By "polynomial formula", we mean that $P_1(n) = 1 + 2 + ... + n = \frac 12 n^2 + \frac 12 n$ for all positive integer $n$, so we extend $P_1(x) = \frac 12 x^2 + \frac 12 x$ for all real $x$.
MY APPROACH
I showed that any polynomial that satisfies those two properties is unique, so that, if that integral expression (call it $R_{k+1}(x)$) satisfies them with $R_{k+1}(x)-R_{k+1}(x-1)=x^{k+1}$, then we must have $P_{k+1} = R_{k+1}$.

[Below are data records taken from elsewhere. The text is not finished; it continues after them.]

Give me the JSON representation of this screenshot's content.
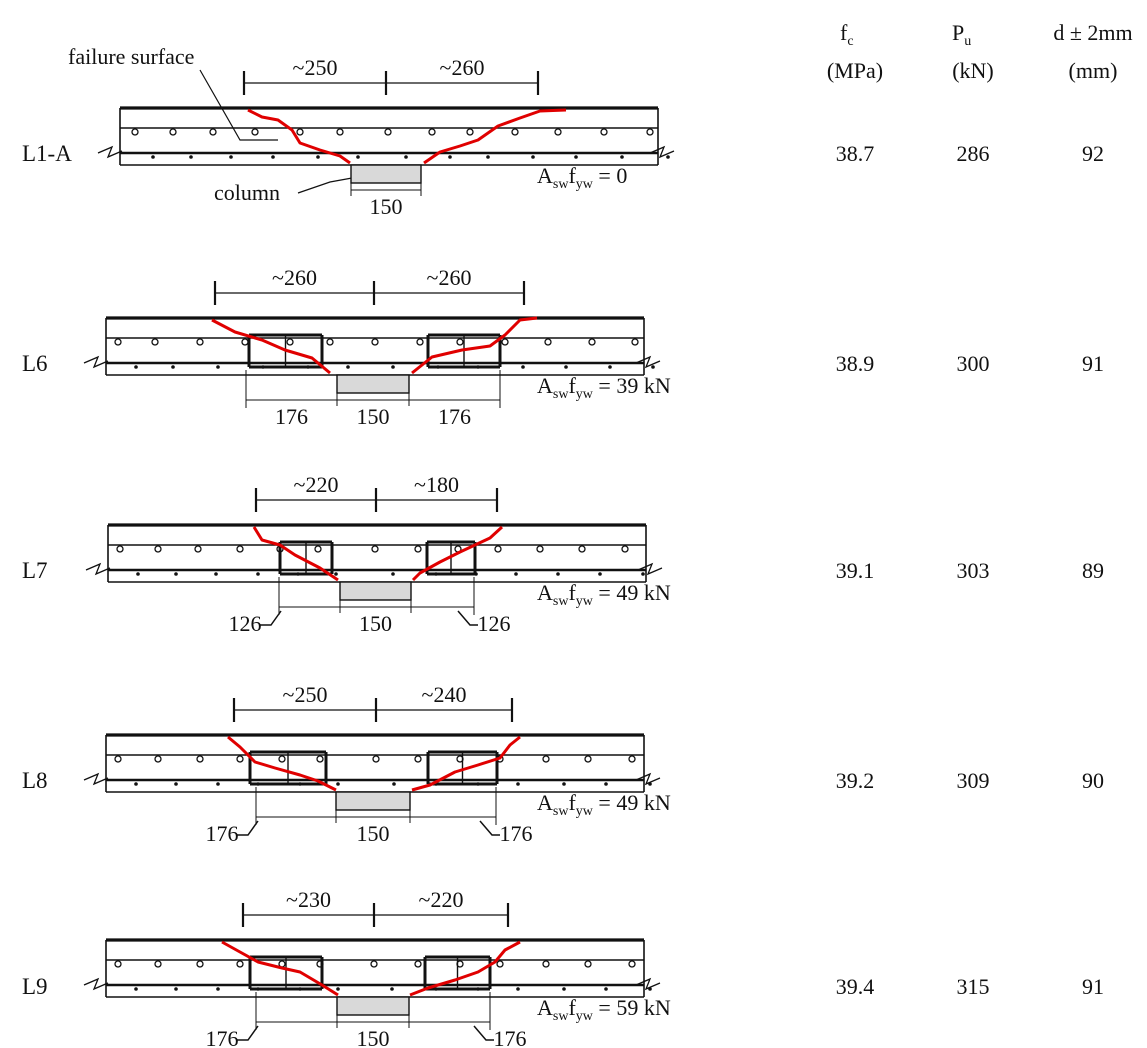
{
  "headers": [
    {
      "main": "f",
      "sub": "c",
      "unit": "(MPa)"
    },
    {
      "main": "P",
      "sub": "u",
      "unit": "(kN)"
    },
    {
      "main": "d ± 2mm",
      "sub": "",
      "unit": "(mm)"
    }
  ],
  "labels": {
    "failure_surface": "failure surface",
    "column": "column"
  },
  "specimens": [
    {
      "name": "L1-A",
      "fc": "38.7",
      "pu": "286",
      "d": "92",
      "left_span": "~250",
      "right_span": "~260",
      "column_width": "150",
      "left_dim": "",
      "right_dim": "",
      "asw": "A",
      "asw_sub": "sw",
      "fyw": "f",
      "fyw_sub": "yw",
      "asw_value": "= 0"
    },
    {
      "name": "L6",
      "fc": "38.9",
      "pu": "300",
      "d": "91",
      "left_span": "~260",
      "right_span": "~260",
      "column_width": "150",
      "left_dim": "176",
      "right_dim": "176",
      "asw": "A",
      "asw_sub": "sw",
      "fyw": "f",
      "fyw_sub": "yw",
      "asw_value": "= 39 kN"
    },
    {
      "name": "L7",
      "fc": "39.1",
      "pu": "303",
      "d": "89",
      "left_span": "~220",
      "right_span": "~180",
      "column_width": "150",
      "left_dim": "126",
      "right_dim": "126",
      "asw": "A",
      "asw_sub": "sw",
      "fyw": "f",
      "fyw_sub": "yw",
      "asw_value": "= 49 kN"
    },
    {
      "name": "L8",
      "fc": "39.2",
      "pu": "309",
      "d": "90",
      "left_span": "~250",
      "right_span": "~240",
      "column_width": "150",
      "left_dim": "176",
      "right_dim": "176",
      "asw": "A",
      "asw_sub": "sw",
      "fyw": "f",
      "fyw_sub": "yw",
      "asw_value": "= 49 kN"
    },
    {
      "name": "L9",
      "fc": "39.4",
      "pu": "315",
      "d": "91",
      "left_span": "~230",
      "right_span": "~220",
      "column_width": "150",
      "left_dim": "176",
      "right_dim": "176",
      "asw": "A",
      "asw_sub": "sw",
      "fyw": "f",
      "fyw_sub": "yw",
      "asw_value": "= 59 kN"
    }
  ],
  "colors": {
    "crack": "#e00000",
    "column_fill": "#d9d9d9",
    "ink": "#111111"
  }
}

I'm just not sure how to show that $R_{k+1}$ exhibits the second property. Here's what I have:
$R_{k+1}(x) - R_{k+1}(x-1) = (k+1)\int_{x-1}^x P_k(t) \, dt + C_{k+1}$
Expanding $P_k(t) = p_0 + p_1 t + p_2 t^2 + ...$ gives
$R_{k+1}(x) - R_{k+1}(x-1) = (k+1)\int_{x-1}^x \sum_{i=0}^\infty p_i t^i \, dt + C_{k+1}$
$ = (k+1)\sum_{i=0}^\infty \frac{p_i}{i+1}(x^{i+1}-(x-1)^{i+1}) + C_{k+1}$
Any advice on where to go from here? Thanks in advance.
 A: I got it! (I think.)
SOLUTION
Let $R_{k+1}(x) = (k+1)\int_0^x P_k(t) \,dt + C_{k+1}x$. Then note that $R_{k+1}(0) = (k+1)\int_0^0 P_k(t) \,dt + C_{k+1} \cdot 0 = 0$.
For the second property:
By hypothesis, we have $P_k(t) - P_k(t-1) = t^k$ 
Integrating from $0$ to $x$:
$\int_0^x P_k(t) \, dt - \int_0^x P_k(t-1) \, dt = \int_0^x t^k \, dt = \frac{1}{k+1}x^{k+1}$
Multiplying by $k+1$ and letting $u=t-1$ in the second integral:
$(k+1)\int_0^x P_k(t) \, dt - (k+1)\int_{-1}^{x-1} P_k(u) \, du = x^{k+1}$
Splitting the second integral at 0:
$(k+1)\int_0^x P_k(t) \, dt + \underset{C_{k+1}}{\underbrace{^- (k+1)\int_{-1}^{0} P_k(u) \, du}} - (k+1)\int_0^{x-1} P_k(u) \, du = x^{k+1}$
But $C_{k+1} = C_{k+1} \times \left[x - (x-1) \right]$, so
$(k+1)\int_0^x P_k(t) \, dt + C_{k+1}x - \left[(k+1)\int_0^{x-1} P_k(u) \, du + C_{k+1}(x-1)\right] = x^{k+1}$
But this is precisely
$R_{k+1}(x) - R_{k+1}(x-1) = x^{k+1}$
Hence, by the uniqueness of $P_{k+1}$, we must have $P_{k+1}(x) = (k+1)\int_0^x P_k(t) \,dt + C_{k+1}x$.